Fair use in copyright law is a one of the more challenging and unpredictable legal tests around. Even those of us who frequently deal with it find it difficult to provide hard-and-fast guidance. As I wrote a few years ago, it’s simply not possibly to honestly give simple, clear, advance fair use guidelines for the multitude of situations that come up. To put it even more bluntly, as Judge Richard Posner did at a recent Chicago Bar Association seminar, the statutory definition is “totally useless.”
Against that background, what do we make of the interesting tidbit in the Obama Administration’s annual report on protecting U.S. intellectual property rights in the digital age, the “2013 Joint Strategic Plan on Intellectual Property Enforcement”? The administration, recognizing that IP enforcement “should not discourage authors from building appropriately upon the works of others,” plans to “educate authors on fair use.” How exactly? Why, by “publish[ing] and maintain[ing] an index of major fair use decisions, including a summary of the holdings and some general questions and observations that may in turn guide those seeking to apply the decisions to their own situations.”
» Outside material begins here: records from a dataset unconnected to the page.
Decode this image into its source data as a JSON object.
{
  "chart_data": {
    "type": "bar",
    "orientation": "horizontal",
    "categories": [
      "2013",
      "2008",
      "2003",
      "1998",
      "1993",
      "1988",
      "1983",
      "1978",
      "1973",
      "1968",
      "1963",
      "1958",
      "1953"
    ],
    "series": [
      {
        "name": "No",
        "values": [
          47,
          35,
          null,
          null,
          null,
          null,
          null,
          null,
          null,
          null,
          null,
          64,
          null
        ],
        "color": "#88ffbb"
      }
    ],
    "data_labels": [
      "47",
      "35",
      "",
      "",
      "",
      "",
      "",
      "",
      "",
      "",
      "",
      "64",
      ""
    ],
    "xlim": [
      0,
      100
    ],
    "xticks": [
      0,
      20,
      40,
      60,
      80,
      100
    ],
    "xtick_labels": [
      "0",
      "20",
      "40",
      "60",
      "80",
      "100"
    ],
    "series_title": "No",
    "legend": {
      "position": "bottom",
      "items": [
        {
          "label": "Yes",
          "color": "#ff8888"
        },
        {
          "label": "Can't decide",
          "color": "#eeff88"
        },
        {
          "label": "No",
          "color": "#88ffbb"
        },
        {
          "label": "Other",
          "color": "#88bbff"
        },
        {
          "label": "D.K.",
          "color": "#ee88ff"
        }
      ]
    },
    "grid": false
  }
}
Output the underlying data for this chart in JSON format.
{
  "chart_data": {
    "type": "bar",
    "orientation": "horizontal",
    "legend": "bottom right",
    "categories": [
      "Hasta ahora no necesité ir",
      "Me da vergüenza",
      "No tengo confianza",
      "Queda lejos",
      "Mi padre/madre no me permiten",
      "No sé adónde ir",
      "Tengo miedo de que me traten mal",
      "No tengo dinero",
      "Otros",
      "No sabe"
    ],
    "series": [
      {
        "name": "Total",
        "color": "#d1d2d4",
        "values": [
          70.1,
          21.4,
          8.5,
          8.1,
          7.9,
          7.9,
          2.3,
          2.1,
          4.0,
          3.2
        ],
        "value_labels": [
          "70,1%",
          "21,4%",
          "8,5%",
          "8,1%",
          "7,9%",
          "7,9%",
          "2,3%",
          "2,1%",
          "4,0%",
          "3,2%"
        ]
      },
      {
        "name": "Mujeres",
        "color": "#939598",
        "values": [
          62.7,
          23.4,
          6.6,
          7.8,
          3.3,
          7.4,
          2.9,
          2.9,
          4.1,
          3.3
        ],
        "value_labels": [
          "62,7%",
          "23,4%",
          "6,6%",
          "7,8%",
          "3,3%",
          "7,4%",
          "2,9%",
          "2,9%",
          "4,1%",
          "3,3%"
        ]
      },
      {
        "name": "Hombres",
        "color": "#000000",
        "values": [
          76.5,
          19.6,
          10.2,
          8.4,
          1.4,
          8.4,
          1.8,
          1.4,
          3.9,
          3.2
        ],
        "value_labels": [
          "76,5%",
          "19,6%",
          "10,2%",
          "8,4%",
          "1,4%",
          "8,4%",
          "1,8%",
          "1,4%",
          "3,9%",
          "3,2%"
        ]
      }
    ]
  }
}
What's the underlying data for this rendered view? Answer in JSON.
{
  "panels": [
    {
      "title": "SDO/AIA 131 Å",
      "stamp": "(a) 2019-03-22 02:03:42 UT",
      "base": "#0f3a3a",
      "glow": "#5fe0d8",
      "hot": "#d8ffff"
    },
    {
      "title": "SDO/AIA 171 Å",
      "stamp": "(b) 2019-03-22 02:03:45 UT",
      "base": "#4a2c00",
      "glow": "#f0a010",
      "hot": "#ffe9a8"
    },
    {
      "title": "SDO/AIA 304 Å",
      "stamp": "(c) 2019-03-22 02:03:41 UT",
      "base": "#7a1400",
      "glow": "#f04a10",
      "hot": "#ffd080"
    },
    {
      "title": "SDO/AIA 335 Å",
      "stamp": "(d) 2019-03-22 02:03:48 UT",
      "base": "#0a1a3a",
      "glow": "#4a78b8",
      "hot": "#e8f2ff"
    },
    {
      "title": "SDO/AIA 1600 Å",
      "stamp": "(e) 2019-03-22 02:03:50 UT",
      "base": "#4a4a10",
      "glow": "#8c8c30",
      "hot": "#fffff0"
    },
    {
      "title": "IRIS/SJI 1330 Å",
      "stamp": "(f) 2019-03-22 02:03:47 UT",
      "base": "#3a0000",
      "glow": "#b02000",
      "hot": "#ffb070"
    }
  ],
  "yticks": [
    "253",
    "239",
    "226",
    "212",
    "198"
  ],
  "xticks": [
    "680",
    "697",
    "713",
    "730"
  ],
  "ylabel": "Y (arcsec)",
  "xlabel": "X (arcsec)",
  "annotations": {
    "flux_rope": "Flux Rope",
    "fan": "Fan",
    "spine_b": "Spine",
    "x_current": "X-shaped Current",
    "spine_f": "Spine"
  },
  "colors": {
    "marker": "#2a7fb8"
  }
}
Nice idea, I guess. But I am really not sure that journalists, researchers, writers, artists, and others who want to exercise their fair use rights are really going to be delighted just to have an index and a summary of scores of court decisions that even we copyright lawyers sometimes find difficult to reconcile.
In fairness, Victoria Espinel, the nation’s IP Czar, faces the difficult job of fighting infringement in a world full of infringers and counterfeiters (see the other 91½ pages of the report), so her office may not view spelling out fair use rights as a top priority.